I'm a little curious about some of the new features of C++0x. In particular range-based for loops and initializer lists. Both features require a user-defined class in order to function correctly.
I came accross this post, and while the top-answer was helpful. I don't know if it's entirely correct (I'm probably just completely misunderstanding, see 3rd comment on first answer).
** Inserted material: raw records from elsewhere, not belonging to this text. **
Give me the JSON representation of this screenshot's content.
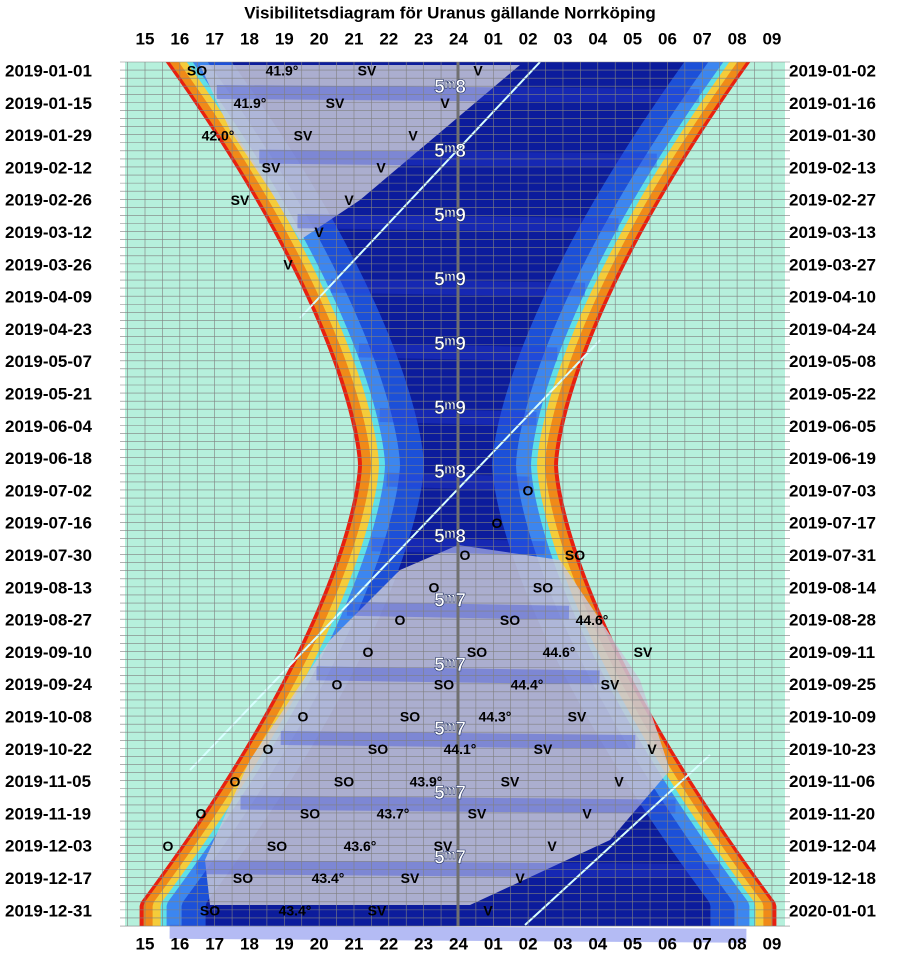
{
  "title": "Visibilitetsdiagram för Uranus gällande Norrköping",
  "hours": [
    "15",
    "16",
    "17",
    "18",
    "19",
    "20",
    "21",
    "22",
    "23",
    "24",
    "01",
    "02",
    "03",
    "04",
    "05",
    "06",
    "07",
    "08",
    "09"
  ],
  "left_dates": [
    "2019-01-01",
    "2019-01-15",
    "2019-01-29",
    "2019-02-12",
    "2019-02-26",
    "2019-03-12",
    "2019-03-26",
    "2019-04-09",
    "2019-04-23",
    "2019-05-07",
    "2019-05-21",
    "2019-06-04",
    "2019-06-18",
    "2019-07-02",
    "2019-07-16",
    "2019-07-30",
    "2019-08-13",
    "2019-08-27",
    "2019-09-10",
    "2019-09-24",
    "2019-10-08",
    "2019-10-22",
    "2019-11-05",
    "2019-11-19",
    "2019-12-03",
    "2019-12-17",
    "2019-12-31"
  ],
  "right_dates": [
    "2019-01-02",
    "2019-01-16",
    "2019-01-30",
    "2019-02-13",
    "2019-02-27",
    "2019-03-13",
    "2019-03-27",
    "2019-04-10",
    "2019-04-24",
    "2019-05-08",
    "2019-05-22",
    "2019-06-05",
    "2019-06-19",
    "2019-07-03",
    "2019-07-17",
    "2019-07-31",
    "2019-08-14",
    "2019-08-28",
    "2019-09-11",
    "2019-09-25",
    "2019-10-09",
    "2019-10-23",
    "2019-11-06",
    "2019-11-20",
    "2019-12-04",
    "2019-12-18",
    "2020-01-01"
  ],
  "magnitudes": [
    "5ᵐ8",
    "5ᵐ8",
    "5ᵐ9",
    "5ᵐ9",
    "5ᵐ9",
    "5ᵐ9",
    "5ᵐ8",
    "5ᵐ8",
    "5ᵐ7",
    "5ᵐ7",
    "5ᵐ7",
    "5ᵐ7",
    "5ᵐ7"
  ],
  "annotations": [
    [
      "SO",
      "41.9°",
      "SV",
      "V"
    ],
    [
      "41.9°",
      "SV",
      "V"
    ],
    [
      "42.0°",
      "SV",
      "V"
    ],
    [
      "SV",
      "V"
    ],
    [
      "SV",
      "V"
    ],
    [
      "V"
    ],
    [
      "V"
    ],
    [],
    [],
    [],
    [],
    [],
    [],
    [
      "O"
    ],
    [
      "O"
    ],
    [
      "O",
      "SO"
    ],
    [
      "O",
      "SO"
    ],
    [
      "O",
      "SO",
      "44.6°"
    ],
    [
      "O",
      "SO",
      "44.6°",
      "SV"
    ],
    [
      "O",
      "SO",
      "44.4°",
      "SV"
    ],
    [
      "O",
      "SO",
      "44.3°",
      "SV"
    ],
    [
      "O",
      "SO",
      "44.1°",
      "SV",
      "V"
    ],
    [
      "O",
      "SO",
      "43.9°",
      "SV",
      "V"
    ],
    [
      "O",
      "SO",
      "43.7°",
      "SV",
      "V"
    ],
    [
      "O",
      "SO",
      "43.6°",
      "SV",
      "V"
    ],
    [
      "SO",
      "43.4°",
      "SV",
      "V"
    ],
    [
      "SO",
      "43.4°",
      "SV",
      "V"
    ]
  ]
}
According to the current specifications for initializer lists, the header defines one type:
template<class E> class initializer_list {
public:
initializer_list();
size_t size() const; // number of elements
const E* begin() const; // first element
const E* end() const; // one past the last element
};
You can see this in the specifications, just Ctrl + F *'class initializer_list'*.
In order for = {1,2,3}
to be implicitly casted into the initializer_list
class, the compiler HAS to have some knowledge of the relationship between {}
and initializer_list
. There is no constructor that receives anything, so the initializer_list as far as I can tell is a wrapper that gets bound to whatever the compiler is actually generating.
It's the same with the for( : )
loop, which also requires a user-defined type to work (though according to the specs, updated to not require any code for arrays and initializer lists. But initializer lists require <initializer_list>
, so it's a user-defined code requirement by proxy).
Am I misunderstanding completely how this works here? I'm not wrong in thinking that these new features do infact rely extremely heavily on user code. It feels as if the features are half-baked, and instead of building the entire feature into the compiler, it's being half-done by the compiler and half done in includes. What's the reason for this?
Edit: I typed 'rely heavily on compiler code', and not 'rely heavily on user code'. Which I think completely threw off my question. My confusion isn't about new features being built into the compiler, it's things that are built into the compiler that rely on user code.